I thought about it for a moment.
"Still deciding," I said.
She looked at me with the gauge-checking expression.
"You already know," she said.
"I'm still deciding," I said.
My dad made the diplomatic noise.
We finished dinner.
____________
My room at ten-fifteen.
Notebook open.
*Wednesday.*
*English class. Circle. Okafor's essay question — find something you don't understand yet and go further in.*
*Madison said: things people do for reasons they won't admit. Even to themselves. She selected it carefully. But the half-second before she selected it was more honest than the selection.*
*I said: a dog I had when I was fourteen. The name. Where it came from. Why that one.*
*I haven't thought about that before. Not as a question.*
*Where did the name come from.*
*Why Corelle.*
*It fit. That was all I had. It fit the moment I held him and I don't know why.*
*Maybe that's the essay.*
I stopped.
Read that back.
*Maybe that's the essay,* I had written.
I looked at it for a long moment.
Then I wrote underneath —
*Marcus said nothing to me in the corridor today. Not the greeting-that-wasn't-a-greeting. Not the standard register. Nothing. This has not happened before in a year and a half and I am monitoring it.*
*The texture shift is accelerating.*
*Note — I need to think about what happens when it reaches wherever it's going.*
*Note to self — get the second notebook this week. Blue cover. This one is nearly at the halfway point.*
I paused again.
Added one more line.
*Tomorrow is Thursday.*
I looked at that line.
*The corridor. The door.*
I left it there.
Closed the notebook.
Turned off the lamp.
The ceiling in the dark. The street outside. The house settled around me in its usual way, familiar and quiet, the specific settled quality of a Wednesday night that had contained enough and was ready to stop.

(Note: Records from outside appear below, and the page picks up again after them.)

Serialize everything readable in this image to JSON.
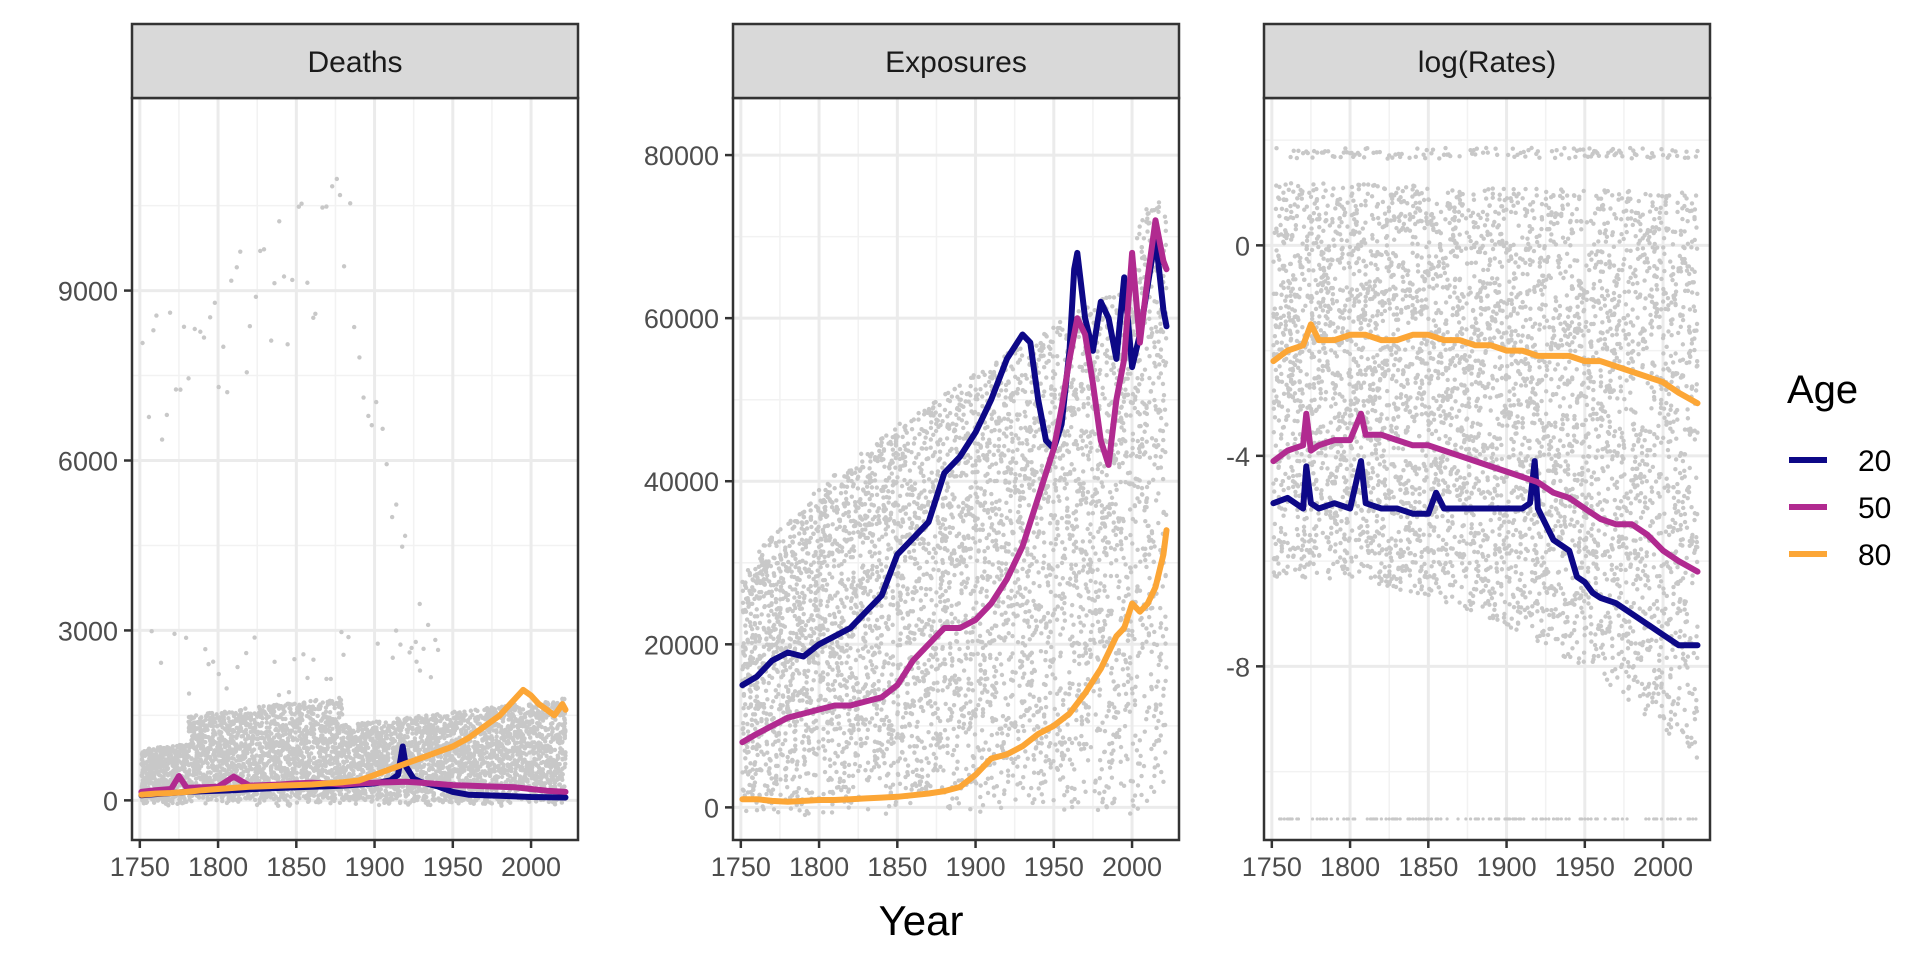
{
  "chart_data": {
    "type": "line",
    "xlabel": "Year",
    "legend": {
      "title": "Age",
      "placement": "right",
      "entries": [
        {
          "label": "20",
          "color": "#0d0887"
        },
        {
          "label": "50",
          "color": "#b12a90"
        },
        {
          "label": "80",
          "color": "#fca636"
        }
      ]
    },
    "background_points_color": "#c8c8c8",
    "grid": true,
    "x_ticks": [
      "1750",
      "1800",
      "1850",
      "1900",
      "1950",
      "2000"
    ],
    "xlim": [
      1745,
      2030
    ],
    "panels": [
      {
        "title": "Deaths",
        "ylim": [
          -700,
          12400
        ],
        "y_ticks": [
          "0",
          "3000",
          "6000",
          "9000"
        ],
        "y_tick_values": [
          0,
          3000,
          6000,
          9000
        ],
        "series": [
          {
            "name": "20",
            "x": [
              1751,
              1760,
              1770,
              1780,
              1790,
              1800,
              1810,
              1820,
              1830,
              1840,
              1850,
              1860,
              1870,
              1880,
              1890,
              1900,
              1910,
              1915,
              1918,
              1920,
              1925,
              1930,
              1940,
              1950,
              1960,
              1970,
              1980,
              1990,
              2000,
              2010,
              2022
            ],
            "values": [
              90,
              110,
              130,
              150,
              160,
              170,
              180,
              195,
              210,
              220,
              230,
              240,
              250,
              260,
              280,
              300,
              350,
              450,
              950,
              600,
              380,
              320,
              250,
              150,
              100,
              90,
              80,
              70,
              60,
              55,
              50
            ]
          },
          {
            "name": "50",
            "x": [
              1751,
              1760,
              1770,
              1775,
              1780,
              1790,
              1800,
              1810,
              1820,
              1830,
              1840,
              1850,
              1860,
              1870,
              1880,
              1890,
              1900,
              1910,
              1920,
              1930,
              1940,
              1950,
              1960,
              1970,
              1980,
              1990,
              2000,
              2010,
              2022
            ],
            "values": [
              150,
              180,
              200,
              430,
              220,
              230,
              240,
              420,
              260,
              270,
              280,
              300,
              310,
              300,
              280,
              300,
              310,
              320,
              330,
              310,
              290,
              270,
              260,
              250,
              240,
              230,
              200,
              170,
              150
            ]
          },
          {
            "name": "80",
            "x": [
              1751,
              1760,
              1770,
              1780,
              1790,
              1800,
              1810,
              1820,
              1830,
              1840,
              1850,
              1860,
              1870,
              1880,
              1890,
              1900,
              1910,
              1920,
              1930,
              1940,
              1950,
              1960,
              1970,
              1980,
              1990,
              1995,
              2000,
              2005,
              2010,
              2015,
              2020,
              2022
            ],
            "values": [
              100,
              120,
              130,
              150,
              180,
              200,
              220,
              240,
              250,
              260,
              270,
              280,
              300,
              320,
              350,
              450,
              550,
              650,
              750,
              850,
              950,
              1100,
              1300,
              1500,
              1800,
              1950,
              1850,
              1700,
              1600,
              1500,
              1700,
              1600
            ]
          }
        ]
      },
      {
        "title": "Exposures",
        "ylim": [
          -4000,
          87000
        ],
        "y_ticks": [
          "0",
          "20000",
          "40000",
          "60000",
          "80000"
        ],
        "y_tick_values": [
          0,
          20000,
          40000,
          60000,
          80000
        ],
        "series": [
          {
            "name": "20",
            "x": [
              1751,
              1760,
              1770,
              1780,
              1790,
              1800,
              1810,
              1820,
              1830,
              1840,
              1850,
              1860,
              1870,
              1880,
              1890,
              1900,
              1910,
              1920,
              1930,
              1935,
              1940,
              1945,
              1950,
              1955,
              1960,
              1963,
              1965,
              1970,
              1975,
              1980,
              1985,
              1990,
              1995,
              2000,
              2005,
              2010,
              2015,
              2020,
              2022
            ],
            "values": [
              15000,
              16000,
              18000,
              19000,
              18500,
              20000,
              21000,
              22000,
              24000,
              26000,
              31000,
              33000,
              35000,
              41000,
              43000,
              46000,
              50000,
              55000,
              58000,
              57000,
              50000,
              45000,
              44000,
              47000,
              56000,
              66000,
              68000,
              60000,
              56000,
              62000,
              60000,
              55000,
              65000,
              54000,
              58000,
              64000,
              70000,
              61000,
              59000
            ]
          },
          {
            "name": "50",
            "x": [
              1751,
              1760,
              1770,
              1780,
              1790,
              1800,
              1810,
              1820,
              1830,
              1840,
              1850,
              1860,
              1870,
              1880,
              1890,
              1900,
              1910,
              1920,
              1930,
              1940,
              1950,
              1955,
              1960,
              1965,
              1970,
              1975,
              1980,
              1985,
              1990,
              1995,
              2000,
              2005,
              2010,
              2015,
              2020,
              2022
            ],
            "values": [
              8000,
              9000,
              10000,
              11000,
              11500,
              12000,
              12500,
              12500,
              13000,
              13500,
              15000,
              18000,
              20000,
              22000,
              22000,
              23000,
              25000,
              28000,
              32000,
              38000,
              44000,
              49000,
              55000,
              60000,
              58000,
              52000,
              45000,
              42000,
              50000,
              55000,
              68000,
              57000,
              65000,
              72000,
              67000,
              66000
            ]
          },
          {
            "name": "80",
            "x": [
              1751,
              1760,
              1770,
              1780,
              1790,
              1800,
              1810,
              1820,
              1830,
              1840,
              1850,
              1860,
              1870,
              1880,
              1890,
              1900,
              1910,
              1920,
              1930,
              1940,
              1950,
              1960,
              1970,
              1980,
              1985,
              1990,
              1995,
              2000,
              2005,
              2010,
              2015,
              2020,
              2022
            ],
            "values": [
              1000,
              1000,
              800,
              700,
              800,
              900,
              900,
              1000,
              1100,
              1200,
              1300,
              1500,
              1700,
              2000,
              2500,
              4000,
              6000,
              6500,
              7500,
              9000,
              10000,
              11500,
              14000,
              17000,
              19000,
              21000,
              22000,
              25000,
              24000,
              25000,
              27000,
              31000,
              34000
            ]
          }
        ]
      },
      {
        "title": "log(Rates)",
        "ylim": [
          -11.3,
          2.8
        ],
        "y_ticks": [
          "-8",
          "-4",
          "0"
        ],
        "y_tick_values": [
          -8,
          -4,
          0
        ],
        "series": [
          {
            "name": "20",
            "x": [
              1751,
              1760,
              1770,
              1772,
              1775,
              1780,
              1790,
              1800,
              1807,
              1810,
              1820,
              1830,
              1840,
              1850,
              1855,
              1860,
              1870,
              1880,
              1890,
              1900,
              1910,
              1915,
              1918,
              1920,
              1925,
              1930,
              1940,
              1945,
              1950,
              1955,
              1960,
              1970,
              1980,
              1990,
              2000,
              2010,
              2022
            ],
            "values": [
              -4.9,
              -4.8,
              -5.0,
              -4.2,
              -4.9,
              -5.0,
              -4.9,
              -5.0,
              -4.1,
              -4.9,
              -5.0,
              -5.0,
              -5.1,
              -5.1,
              -4.7,
              -5.0,
              -5.0,
              -5.0,
              -5.0,
              -5.0,
              -5.0,
              -4.9,
              -4.1,
              -5.0,
              -5.3,
              -5.6,
              -5.8,
              -6.3,
              -6.4,
              -6.6,
              -6.7,
              -6.8,
              -7.0,
              -7.2,
              -7.4,
              -7.6,
              -7.6
            ]
          },
          {
            "name": "50",
            "x": [
              1751,
              1760,
              1770,
              1772,
              1775,
              1780,
              1790,
              1800,
              1807,
              1810,
              1820,
              1830,
              1840,
              1850,
              1860,
              1870,
              1880,
              1890,
              1900,
              1910,
              1920,
              1930,
              1940,
              1950,
              1960,
              1970,
              1980,
              1990,
              2000,
              2010,
              2022
            ],
            "values": [
              -4.1,
              -3.9,
              -3.8,
              -3.2,
              -3.9,
              -3.8,
              -3.7,
              -3.7,
              -3.2,
              -3.6,
              -3.6,
              -3.7,
              -3.8,
              -3.8,
              -3.9,
              -4.0,
              -4.1,
              -4.2,
              -4.3,
              -4.4,
              -4.5,
              -4.7,
              -4.8,
              -5.0,
              -5.2,
              -5.3,
              -5.3,
              -5.5,
              -5.8,
              -6.0,
              -6.2
            ]
          },
          {
            "name": "80",
            "x": [
              1751,
              1760,
              1770,
              1775,
              1780,
              1790,
              1800,
              1810,
              1820,
              1830,
              1840,
              1850,
              1860,
              1870,
              1880,
              1890,
              1900,
              1910,
              1920,
              1930,
              1940,
              1950,
              1960,
              1970,
              1980,
              1990,
              2000,
              2010,
              2022
            ],
            "values": [
              -2.2,
              -2.0,
              -1.9,
              -1.5,
              -1.8,
              -1.8,
              -1.7,
              -1.7,
              -1.8,
              -1.8,
              -1.7,
              -1.7,
              -1.8,
              -1.8,
              -1.9,
              -1.9,
              -2.0,
              -2.0,
              -2.1,
              -2.1,
              -2.1,
              -2.2,
              -2.2,
              -2.3,
              -2.4,
              -2.5,
              -2.6,
              -2.8,
              -3.0
            ]
          }
        ]
      }
    ]
  }
}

I thought about the essay question.
*Find something you don't understand yet.*
*What does it actually mean.*
I thought about a dog small enough to fit in both hands. I thought about a name that arrived fully formed in the moment of holding him. I thought about the way he looked up with total uncomplicated certainty that I was important.
*Why Corelle.*
I didn't have the answer.
But for the first time in three years of not having it, I was asking the question.
That was — different.
*Maybe that's the essay,* I had written.
Maybe.
Then I closed my eyes and drifted off to sleep.